Mãos que moldam a floresta cada talhe é um gesto de memória e resistência.
Por entre veios de madeira e silêncios da mata, nasce a arte de Aniceto Ferreira. Em cada curva entalhada, em cada fibra moldada pela paciência, há uma história que não se ouve, mas que se sente com o coração. Foi essa narrativa silenciosa, moldada por décadas de ofício, que cruzou fronteiras geográficas e simbólicas para ecoar no coração do Rio de Janeiro, na exposição Sinta o Sul.
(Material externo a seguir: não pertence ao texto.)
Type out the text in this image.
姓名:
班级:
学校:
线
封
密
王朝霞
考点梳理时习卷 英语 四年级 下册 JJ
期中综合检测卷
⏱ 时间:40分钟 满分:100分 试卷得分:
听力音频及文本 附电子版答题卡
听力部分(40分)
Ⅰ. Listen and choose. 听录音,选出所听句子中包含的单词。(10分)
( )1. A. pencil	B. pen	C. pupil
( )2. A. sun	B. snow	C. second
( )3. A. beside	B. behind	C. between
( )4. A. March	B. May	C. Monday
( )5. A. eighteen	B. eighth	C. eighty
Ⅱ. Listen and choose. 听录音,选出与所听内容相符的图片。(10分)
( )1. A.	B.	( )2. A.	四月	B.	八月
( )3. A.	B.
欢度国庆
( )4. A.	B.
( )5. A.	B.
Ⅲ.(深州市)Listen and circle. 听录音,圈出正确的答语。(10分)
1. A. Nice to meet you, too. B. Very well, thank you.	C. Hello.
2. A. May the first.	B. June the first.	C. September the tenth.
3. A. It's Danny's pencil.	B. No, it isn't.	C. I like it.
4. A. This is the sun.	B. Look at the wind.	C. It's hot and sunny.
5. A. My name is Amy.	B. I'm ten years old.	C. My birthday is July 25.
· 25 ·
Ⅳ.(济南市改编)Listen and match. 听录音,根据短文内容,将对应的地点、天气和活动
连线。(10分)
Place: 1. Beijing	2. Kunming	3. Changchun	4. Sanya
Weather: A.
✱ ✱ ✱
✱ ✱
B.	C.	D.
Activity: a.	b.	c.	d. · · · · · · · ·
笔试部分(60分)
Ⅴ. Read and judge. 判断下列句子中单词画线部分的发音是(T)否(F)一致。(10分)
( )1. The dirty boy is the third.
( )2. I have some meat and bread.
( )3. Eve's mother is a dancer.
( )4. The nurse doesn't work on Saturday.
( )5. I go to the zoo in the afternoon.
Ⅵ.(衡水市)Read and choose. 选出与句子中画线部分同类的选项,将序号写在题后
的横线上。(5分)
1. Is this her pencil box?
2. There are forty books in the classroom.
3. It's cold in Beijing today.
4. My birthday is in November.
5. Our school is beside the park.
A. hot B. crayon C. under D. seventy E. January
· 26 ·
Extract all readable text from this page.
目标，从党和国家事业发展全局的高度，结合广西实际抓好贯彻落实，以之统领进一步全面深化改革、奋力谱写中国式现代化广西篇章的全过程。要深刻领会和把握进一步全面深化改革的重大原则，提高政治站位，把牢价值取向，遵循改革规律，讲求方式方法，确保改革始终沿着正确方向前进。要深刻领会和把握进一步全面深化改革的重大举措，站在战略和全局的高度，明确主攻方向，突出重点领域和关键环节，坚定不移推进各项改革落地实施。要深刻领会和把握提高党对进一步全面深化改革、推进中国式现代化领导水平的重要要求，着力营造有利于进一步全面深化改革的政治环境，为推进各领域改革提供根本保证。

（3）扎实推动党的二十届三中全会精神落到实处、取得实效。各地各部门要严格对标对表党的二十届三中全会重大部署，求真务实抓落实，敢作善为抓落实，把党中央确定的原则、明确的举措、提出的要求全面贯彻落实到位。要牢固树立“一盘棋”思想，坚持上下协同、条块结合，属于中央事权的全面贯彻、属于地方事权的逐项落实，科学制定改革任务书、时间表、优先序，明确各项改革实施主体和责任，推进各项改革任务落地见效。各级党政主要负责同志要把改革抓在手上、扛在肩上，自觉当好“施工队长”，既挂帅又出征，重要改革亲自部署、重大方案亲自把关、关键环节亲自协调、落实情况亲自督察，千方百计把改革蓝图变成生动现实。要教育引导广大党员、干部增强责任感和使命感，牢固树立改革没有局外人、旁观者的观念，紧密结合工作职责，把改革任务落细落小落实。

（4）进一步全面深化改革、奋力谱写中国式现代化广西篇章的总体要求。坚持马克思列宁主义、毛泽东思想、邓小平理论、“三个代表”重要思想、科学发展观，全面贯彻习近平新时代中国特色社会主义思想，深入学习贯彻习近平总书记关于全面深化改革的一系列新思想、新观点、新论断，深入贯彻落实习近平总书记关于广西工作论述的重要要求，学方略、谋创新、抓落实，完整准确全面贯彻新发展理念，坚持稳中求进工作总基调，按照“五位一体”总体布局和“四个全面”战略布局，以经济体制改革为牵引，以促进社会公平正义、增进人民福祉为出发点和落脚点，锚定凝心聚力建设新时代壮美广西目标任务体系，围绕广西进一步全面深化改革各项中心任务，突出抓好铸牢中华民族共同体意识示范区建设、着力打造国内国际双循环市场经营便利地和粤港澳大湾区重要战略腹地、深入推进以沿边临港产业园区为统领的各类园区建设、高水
Aniceto Ferreira, artesão indígena do povo Guarani, vive e trabalha em Chapecó, no oeste catarinense. Produz suas peças na Aldeia Arapoty (que significa flor do dia). O território mesmo de domínio Kaingang, da comunidade Toldo Chimbangue, foi cedido para o povo Guarani que chegou no ano de 2020. Aniceto começou ainda menino, aos 13 anos, a moldar madeira. A primeira peça? Uma onça. Não por acaso: símbolo de força e agilidade, a onça pintada é uma das presenças mais recorrentes em sua arte, ao lado das corujas, guardiãs dos mistérios noturnos "faço por prazer, mas foi com o artesanato que consegui sustentar minha família por quase toda a vida", diz ele, com a serenidade de quem vive em compasso com o tempo da natureza.
MEMÓRIA, MATÉRIA E ESPÍRITO
Aniceto trabalha em casa, ao lado da esposa. O que para muitos poderia parecer limitação, para ele é potência, vê o lar como extensão do território sagrado, onde mãos e corações compartilham a mesma matéria-prima do amor e da ancestralidade. Mas ele não trabalha com qualquer madeira. Com respeito profundo à floresta e ao equilíbrio ambiental, utiliza apenas espécies específicas, coletadas de maneira consciente. “Tenho cuidado com o meio ambiente. A natureza tem seu tempo e a gente precisa saber ouvir”, conta.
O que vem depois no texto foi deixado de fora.